Poverty may have direct implications for important, early steps in the development of the brain, saddling children of low-income families with slower rates of growth in two key brain structures.
“We are very glad we could contribute to this sobering study about the impact of poverty on early childhood brain development.”
That’s the conclusion of a new study by researchers at the University of Wisconsin-Madison and the University of North Carolina School of Medicine, published online Dec. 11, 2013 by the journal, PLOS ONE.
“We are very glad we could contribute to this sobering study about the impact of poverty on early childhood brain development. We’ve known that poverty can have long lasting consequences for childhood development and learning, and this study provides concrete evidence that poverty can change how the brain itself grows,” said John H. Gilmore, MD, a co-author of the study and professor of psychiatry at UNC.
Jamie Hanson, a graduate student at UW-Madison, is the study’s lead author.
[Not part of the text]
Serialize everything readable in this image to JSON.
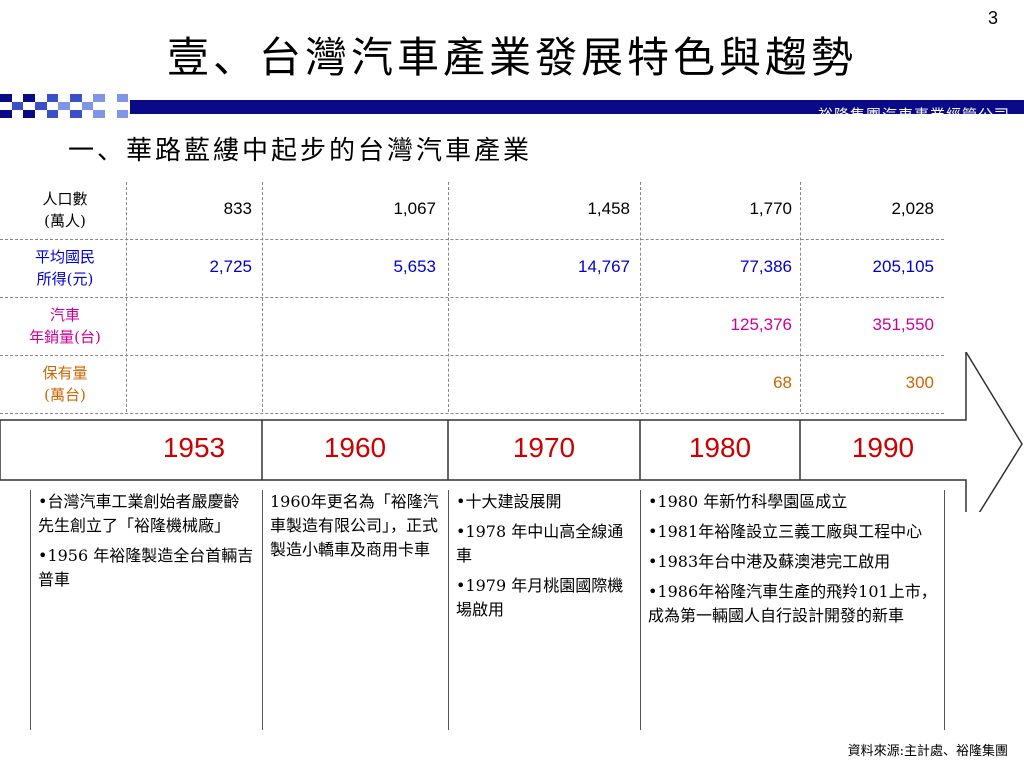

Senior authors of the study from UW-Madison are Seth Pollak, PhD, professor of psychology, and Barbara Wolfe, PhD, professor of economics, population health sciences and public affairs.
By age 4, children in families living with incomes under 200 percent of the federal poverty line have less gray matter — brain tissue critical for processing of information and execution of actions — than kids growing up in families with higher incomes.
The study used brain scans provided by the National Institute of Health’s MRI Study of Normal Brain Development. The Early Brain Development research team at UNC including Gilmore, Dinggang Shen, PhD, and Feng Shi, PhD, analyzed these scans using a method they developed for measuring children’s brain volumes. This is an especially difficult technological feat when performed on small and rapidly growing infant brains. Both Shen and Shi are faculty in the UNC Department of Radiology. They and Gilmore are also members of the UNC Biomedical Research Imaging Center (BRIC).
Data from the MRI Study of Normal Brain Development excludes children whose brain development may have been altered by a number of factors: mothers who smoke or drank during pregnancy, birth complications, head injuries, family psychiatric history and other issues. As a result, the findings may underestimate the actual deficit developed by a more representative sample of children from poor families.
The study found no meaningful difference in gray matter between children of middle-income families and those from relatively wealthy ones.
For poor families — who ranged from extremely poor with almost no cash income to a few tens of thousands of dollars per year — the list of potential environmental factors is lengthy. Poor nutrition and lack of sleep, lack of books and other educational toys, parental stress, an unsafe environment, limited enriching conversation are just a few of the potential contributors.